Wednesday, December 16, 2009

Intramuros

Tuesday, December 15, 2009

I claimed my PRC ID card today in Morayta and I had my driver’s license renewed in a mall in Pasay. Taking the opportunity, I went to Intramuros and visited San Agustin Church, the Filipino-Chinese Museum and the Manila Cathedral. When I applied back in November, I dropped by the two buildings of the National Museum.

From Morayta, I took a jeepney that goes to North Harbor (Domestic Pier) and entered Intramuros through the gate near Letran, the school. Prior to my visit, I was visualizing it as a small walled church yard, which was absolutely wrong because Intramuros is a big city inside a wall!

I walked towards the gate I saw in a war photo being entered by a US tank. It’s now closed and behind it is a golf course.

The museums there close at noon so I had to wait at the front of San Agustin Church. There’s a marker outside that indicates that it’s a UNESCO World Heritage. What disturbed me is the apparent makeover of the frontage of the church, with rough cement and orange paint, which by the way is the same color as the shirt I was wearing making me look like a chameleon!

The entrance fee was Php100.00. I paid and… went to the rest room, which has nice, out of this era, tiles. There was a big bell in the entrance of the monastery. It’s the biggest I’ve seen so far and weighs 3.4 tons. After the bell is a room that contains a collection of religious statuettes made of ivory and an 18th century retablo (the background you see at an altar).

In the corridor that leads to the church are big paintings. On my way out, I saw a statue here of what seemed to be a nun, now a saint, which holds a skull.
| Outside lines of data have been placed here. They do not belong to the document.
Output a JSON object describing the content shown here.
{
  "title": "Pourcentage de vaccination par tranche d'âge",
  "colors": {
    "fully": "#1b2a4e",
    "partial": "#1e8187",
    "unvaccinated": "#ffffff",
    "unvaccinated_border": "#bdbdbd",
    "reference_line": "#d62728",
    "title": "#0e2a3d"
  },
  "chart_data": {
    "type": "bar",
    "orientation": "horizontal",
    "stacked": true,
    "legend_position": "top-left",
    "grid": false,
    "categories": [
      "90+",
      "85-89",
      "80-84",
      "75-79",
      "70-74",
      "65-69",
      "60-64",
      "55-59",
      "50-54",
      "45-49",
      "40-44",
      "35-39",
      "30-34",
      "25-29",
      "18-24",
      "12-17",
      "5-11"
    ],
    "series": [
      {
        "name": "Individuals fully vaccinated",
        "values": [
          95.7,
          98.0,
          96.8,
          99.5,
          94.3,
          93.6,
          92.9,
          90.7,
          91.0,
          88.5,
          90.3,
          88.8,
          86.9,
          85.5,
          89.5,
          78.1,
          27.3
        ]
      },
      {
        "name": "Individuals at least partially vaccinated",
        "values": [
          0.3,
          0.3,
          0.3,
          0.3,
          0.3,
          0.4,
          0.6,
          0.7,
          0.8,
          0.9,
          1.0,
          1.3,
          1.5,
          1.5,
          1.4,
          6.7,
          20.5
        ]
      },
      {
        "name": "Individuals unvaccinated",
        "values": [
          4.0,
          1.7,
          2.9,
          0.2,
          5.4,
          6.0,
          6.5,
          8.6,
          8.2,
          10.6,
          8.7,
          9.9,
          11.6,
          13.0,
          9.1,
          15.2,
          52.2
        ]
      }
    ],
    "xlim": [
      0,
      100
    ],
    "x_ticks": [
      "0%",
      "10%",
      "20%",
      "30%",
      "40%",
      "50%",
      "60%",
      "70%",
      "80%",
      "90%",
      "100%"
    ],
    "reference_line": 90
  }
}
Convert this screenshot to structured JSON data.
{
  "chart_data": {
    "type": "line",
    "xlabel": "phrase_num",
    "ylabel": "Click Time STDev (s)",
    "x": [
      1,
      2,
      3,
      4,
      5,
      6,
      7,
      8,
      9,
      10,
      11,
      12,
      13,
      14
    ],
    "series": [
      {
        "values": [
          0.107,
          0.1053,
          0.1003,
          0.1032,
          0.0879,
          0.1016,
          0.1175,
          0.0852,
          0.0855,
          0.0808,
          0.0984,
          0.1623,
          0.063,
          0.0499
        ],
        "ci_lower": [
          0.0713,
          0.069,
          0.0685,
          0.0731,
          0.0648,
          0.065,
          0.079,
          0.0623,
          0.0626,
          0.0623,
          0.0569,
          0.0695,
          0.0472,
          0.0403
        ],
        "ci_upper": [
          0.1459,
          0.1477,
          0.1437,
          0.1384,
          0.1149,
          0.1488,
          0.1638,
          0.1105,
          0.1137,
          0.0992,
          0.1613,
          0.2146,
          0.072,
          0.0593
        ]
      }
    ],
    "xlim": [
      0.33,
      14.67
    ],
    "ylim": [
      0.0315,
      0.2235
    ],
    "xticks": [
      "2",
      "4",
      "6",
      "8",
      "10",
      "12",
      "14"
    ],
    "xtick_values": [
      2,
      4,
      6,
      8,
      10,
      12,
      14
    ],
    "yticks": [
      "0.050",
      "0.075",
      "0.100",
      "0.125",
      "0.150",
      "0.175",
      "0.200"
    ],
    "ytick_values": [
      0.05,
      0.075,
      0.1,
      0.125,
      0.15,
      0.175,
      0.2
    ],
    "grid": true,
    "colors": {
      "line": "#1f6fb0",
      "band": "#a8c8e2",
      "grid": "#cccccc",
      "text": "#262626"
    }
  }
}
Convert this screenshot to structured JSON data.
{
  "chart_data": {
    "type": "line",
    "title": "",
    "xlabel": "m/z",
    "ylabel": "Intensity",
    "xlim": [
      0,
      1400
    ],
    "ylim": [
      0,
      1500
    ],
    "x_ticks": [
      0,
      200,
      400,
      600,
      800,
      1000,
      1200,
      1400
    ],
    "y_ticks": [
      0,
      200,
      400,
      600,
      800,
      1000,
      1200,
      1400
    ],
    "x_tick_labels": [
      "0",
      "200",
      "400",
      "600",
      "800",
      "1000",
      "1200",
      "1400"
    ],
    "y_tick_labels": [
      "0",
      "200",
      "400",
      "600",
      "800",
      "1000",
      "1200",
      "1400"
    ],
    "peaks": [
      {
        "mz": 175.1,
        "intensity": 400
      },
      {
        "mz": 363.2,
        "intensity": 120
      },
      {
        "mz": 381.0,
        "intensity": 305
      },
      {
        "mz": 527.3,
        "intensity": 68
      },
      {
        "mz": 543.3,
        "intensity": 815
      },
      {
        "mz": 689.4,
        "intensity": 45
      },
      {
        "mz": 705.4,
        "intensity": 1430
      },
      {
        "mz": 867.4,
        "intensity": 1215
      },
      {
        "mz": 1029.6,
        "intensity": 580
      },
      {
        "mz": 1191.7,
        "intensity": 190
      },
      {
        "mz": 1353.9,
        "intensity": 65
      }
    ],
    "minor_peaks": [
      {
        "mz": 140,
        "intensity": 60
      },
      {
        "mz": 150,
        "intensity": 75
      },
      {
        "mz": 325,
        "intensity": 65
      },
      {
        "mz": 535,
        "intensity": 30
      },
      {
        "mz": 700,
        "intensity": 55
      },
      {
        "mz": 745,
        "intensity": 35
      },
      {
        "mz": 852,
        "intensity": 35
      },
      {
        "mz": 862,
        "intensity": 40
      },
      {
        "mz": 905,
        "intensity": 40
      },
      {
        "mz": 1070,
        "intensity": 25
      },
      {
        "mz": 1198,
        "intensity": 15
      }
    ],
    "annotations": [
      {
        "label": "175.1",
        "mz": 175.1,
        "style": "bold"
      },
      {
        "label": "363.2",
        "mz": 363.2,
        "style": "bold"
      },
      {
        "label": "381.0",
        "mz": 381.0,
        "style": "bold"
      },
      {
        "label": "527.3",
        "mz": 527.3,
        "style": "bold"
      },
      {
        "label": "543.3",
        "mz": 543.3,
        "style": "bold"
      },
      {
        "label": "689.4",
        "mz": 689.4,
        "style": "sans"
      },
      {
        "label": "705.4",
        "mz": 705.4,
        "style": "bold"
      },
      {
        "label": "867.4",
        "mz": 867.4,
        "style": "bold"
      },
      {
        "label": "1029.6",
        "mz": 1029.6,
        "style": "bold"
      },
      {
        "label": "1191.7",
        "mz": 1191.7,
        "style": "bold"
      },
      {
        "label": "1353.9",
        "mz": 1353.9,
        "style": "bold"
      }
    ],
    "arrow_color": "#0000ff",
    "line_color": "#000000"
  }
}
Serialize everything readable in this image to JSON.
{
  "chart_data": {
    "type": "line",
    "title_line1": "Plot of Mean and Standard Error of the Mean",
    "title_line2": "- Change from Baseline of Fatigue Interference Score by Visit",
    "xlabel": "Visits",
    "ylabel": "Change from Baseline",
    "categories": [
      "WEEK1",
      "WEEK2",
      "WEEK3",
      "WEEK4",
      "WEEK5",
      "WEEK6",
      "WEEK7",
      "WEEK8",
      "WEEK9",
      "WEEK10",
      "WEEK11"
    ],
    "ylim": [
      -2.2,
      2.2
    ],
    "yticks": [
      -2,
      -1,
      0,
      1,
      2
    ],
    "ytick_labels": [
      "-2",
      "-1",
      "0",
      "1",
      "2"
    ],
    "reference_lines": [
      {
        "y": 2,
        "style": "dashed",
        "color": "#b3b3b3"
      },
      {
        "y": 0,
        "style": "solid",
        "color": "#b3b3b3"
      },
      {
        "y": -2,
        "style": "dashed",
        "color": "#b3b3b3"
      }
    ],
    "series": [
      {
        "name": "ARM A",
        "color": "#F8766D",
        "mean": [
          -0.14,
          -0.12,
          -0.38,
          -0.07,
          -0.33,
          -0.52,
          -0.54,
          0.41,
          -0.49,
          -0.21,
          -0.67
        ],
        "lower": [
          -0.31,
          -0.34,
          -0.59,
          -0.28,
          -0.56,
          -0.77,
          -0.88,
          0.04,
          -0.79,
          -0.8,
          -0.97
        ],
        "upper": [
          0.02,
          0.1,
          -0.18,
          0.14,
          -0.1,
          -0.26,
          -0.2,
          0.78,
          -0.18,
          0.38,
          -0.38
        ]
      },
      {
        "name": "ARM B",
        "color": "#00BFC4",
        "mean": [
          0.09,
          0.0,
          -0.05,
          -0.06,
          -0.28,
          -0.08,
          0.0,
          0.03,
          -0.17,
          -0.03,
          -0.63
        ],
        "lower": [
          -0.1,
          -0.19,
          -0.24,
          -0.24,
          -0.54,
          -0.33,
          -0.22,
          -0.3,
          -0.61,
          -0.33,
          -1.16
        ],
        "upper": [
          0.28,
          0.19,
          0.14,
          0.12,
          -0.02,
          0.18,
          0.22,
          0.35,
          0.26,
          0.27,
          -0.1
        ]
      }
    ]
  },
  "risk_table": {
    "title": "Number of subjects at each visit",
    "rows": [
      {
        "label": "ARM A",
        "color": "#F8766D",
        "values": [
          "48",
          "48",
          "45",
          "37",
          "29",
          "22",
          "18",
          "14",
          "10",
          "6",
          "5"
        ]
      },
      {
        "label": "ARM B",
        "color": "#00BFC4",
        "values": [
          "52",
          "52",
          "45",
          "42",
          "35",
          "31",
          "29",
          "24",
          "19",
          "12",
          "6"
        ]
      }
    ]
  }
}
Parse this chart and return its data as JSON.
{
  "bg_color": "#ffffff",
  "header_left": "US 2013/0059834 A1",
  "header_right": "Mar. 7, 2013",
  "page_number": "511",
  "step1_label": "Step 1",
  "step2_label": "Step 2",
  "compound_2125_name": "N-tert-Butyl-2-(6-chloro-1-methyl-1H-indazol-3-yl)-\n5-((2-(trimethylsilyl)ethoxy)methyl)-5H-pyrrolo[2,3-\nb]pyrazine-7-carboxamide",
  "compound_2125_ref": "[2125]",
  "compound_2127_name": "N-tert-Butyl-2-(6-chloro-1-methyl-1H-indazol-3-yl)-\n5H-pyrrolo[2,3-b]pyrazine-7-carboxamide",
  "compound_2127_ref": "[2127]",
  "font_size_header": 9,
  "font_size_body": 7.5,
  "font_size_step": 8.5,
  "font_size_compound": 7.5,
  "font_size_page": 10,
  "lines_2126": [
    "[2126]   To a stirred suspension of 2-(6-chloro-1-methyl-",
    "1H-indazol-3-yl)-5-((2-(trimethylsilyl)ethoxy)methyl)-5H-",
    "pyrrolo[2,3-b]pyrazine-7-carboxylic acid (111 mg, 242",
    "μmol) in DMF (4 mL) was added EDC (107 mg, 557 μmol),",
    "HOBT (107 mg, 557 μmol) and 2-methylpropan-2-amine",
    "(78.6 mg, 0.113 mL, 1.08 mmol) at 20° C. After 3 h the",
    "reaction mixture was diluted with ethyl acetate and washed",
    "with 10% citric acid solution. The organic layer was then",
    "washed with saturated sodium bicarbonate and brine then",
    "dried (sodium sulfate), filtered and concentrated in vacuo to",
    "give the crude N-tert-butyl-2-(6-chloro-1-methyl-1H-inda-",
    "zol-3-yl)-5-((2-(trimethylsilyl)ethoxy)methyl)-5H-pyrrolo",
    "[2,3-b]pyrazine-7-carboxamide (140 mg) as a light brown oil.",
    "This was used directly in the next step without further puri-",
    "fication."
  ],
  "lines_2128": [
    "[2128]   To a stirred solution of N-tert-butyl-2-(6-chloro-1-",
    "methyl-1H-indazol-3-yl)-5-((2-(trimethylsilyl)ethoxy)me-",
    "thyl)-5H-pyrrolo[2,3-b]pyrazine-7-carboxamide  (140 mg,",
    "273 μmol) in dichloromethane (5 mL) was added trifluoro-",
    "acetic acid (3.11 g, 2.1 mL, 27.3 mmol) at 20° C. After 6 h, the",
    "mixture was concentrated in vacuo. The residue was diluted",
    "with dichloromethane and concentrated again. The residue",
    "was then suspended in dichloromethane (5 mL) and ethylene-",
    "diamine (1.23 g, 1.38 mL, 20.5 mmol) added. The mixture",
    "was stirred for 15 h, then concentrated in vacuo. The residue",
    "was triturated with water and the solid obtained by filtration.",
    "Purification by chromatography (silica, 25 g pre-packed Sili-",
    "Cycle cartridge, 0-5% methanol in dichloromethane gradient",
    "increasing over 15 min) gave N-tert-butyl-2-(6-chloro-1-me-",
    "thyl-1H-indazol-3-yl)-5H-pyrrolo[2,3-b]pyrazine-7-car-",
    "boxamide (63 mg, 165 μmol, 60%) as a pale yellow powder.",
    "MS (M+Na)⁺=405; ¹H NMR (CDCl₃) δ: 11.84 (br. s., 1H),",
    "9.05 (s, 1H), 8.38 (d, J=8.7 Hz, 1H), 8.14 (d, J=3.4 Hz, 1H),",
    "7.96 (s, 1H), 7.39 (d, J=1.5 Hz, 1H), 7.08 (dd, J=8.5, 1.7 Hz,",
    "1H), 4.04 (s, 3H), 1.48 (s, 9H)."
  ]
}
Very bizarre!

Next was the church which was so grand. Like other churches in Luzon, the rich and famous of the era were entombed inside. The creepy tomb of the founder of Manila is on the right side of the altar. A big portion of the floor of the church’s right side is covered with tombstones which appeared like floor tiles. The pulpit, whoever is in there, would surely be obeyed by anyone because of its elaborate design. The paintings done on the dome and the columns were extraordinary as they were 3-D!

Another remarkable room is the crypt which has a monument in the middle, in memory of the victims of the Japanese War. I tried looking for the niche of Juan Luna, but I didn’t find it.

Going to the second floor is through a staircase made of imported granite from China. The highlight of this floor is the choirloft. There’s a pipe organ and a giant rotating lectern. The choir seats were exceptional too, but they’re also imported from Macau.

Downstairs, before I went out, I had a quick look at Fr. Manuel Blanco’s garden. He’s the author of Flora de Filipinas. There was nothing exceptional here since the garden was destroyed during the war.

There was also an exhibit on the galleon trade and Fr. Urdaneta on the first floor during my visit. It took me one hour to complete this museum visit.

Bahay Tsinoy was next. It was a short walk away from the San Agustin Church. The museum focuses on the influence of Chinese on our lives now.

The exhibit on the Sultan of Sulu, Padaka Batara was an eye opener for me. I always thought that only the Chinese were able to travel that time and that the early Filipinos just waited for their junks to arrive so that they could barter. But as early as 1417, the sultan went to Beijing and became friends with the emperor, Yung Lo. A barangay went with him but he died when they were going home and he was buried there. Some of his family members were left there. Their descendants, as shown in old photos there, looked like native Chinese.

As immigrants during the Spanish regime, they were segregated from the Filipino populace because the Spaniards “feared and distrusted” them. They were housed in a parian, sort of a Chinatown and were only allowed to join the baptized ones after 1790. Probably this was the time where many changed their names and surnames to adapt. This was also the time when some married Filipinos, producing the likes of St. Lorenzo Ruiz, Mo. Ignacia del Espiritu Santo, Jose Rizal and many others.

Meanwhile, trading continued as the galleons connected with junks to carry their goods to Mexico. This went on for two and a half centuries.

The museum also highlights the pioneer businesses of the Tsinoys like Distileria Limtuaco, the producers of Sioktong; China Bank and Ma Mon Luk. Another was the involvement of the mestizos in the revolution during the late 1800’s. Jose Ignacio Paua who has a giant statue in Silang, Cavite is a pure Chinese. Aguinaldo is also a mestizo, which explains the eyes.

And did you know that the very Filipino sari-sari store was an offspring of the cabecilla system where in the Tsinoys were the wholesalers? Not only food items were sold but also imported and fabricated farm tools.

The kinship system used by Tagalogs also have Chinese origins: kuya, ate, diko, etc.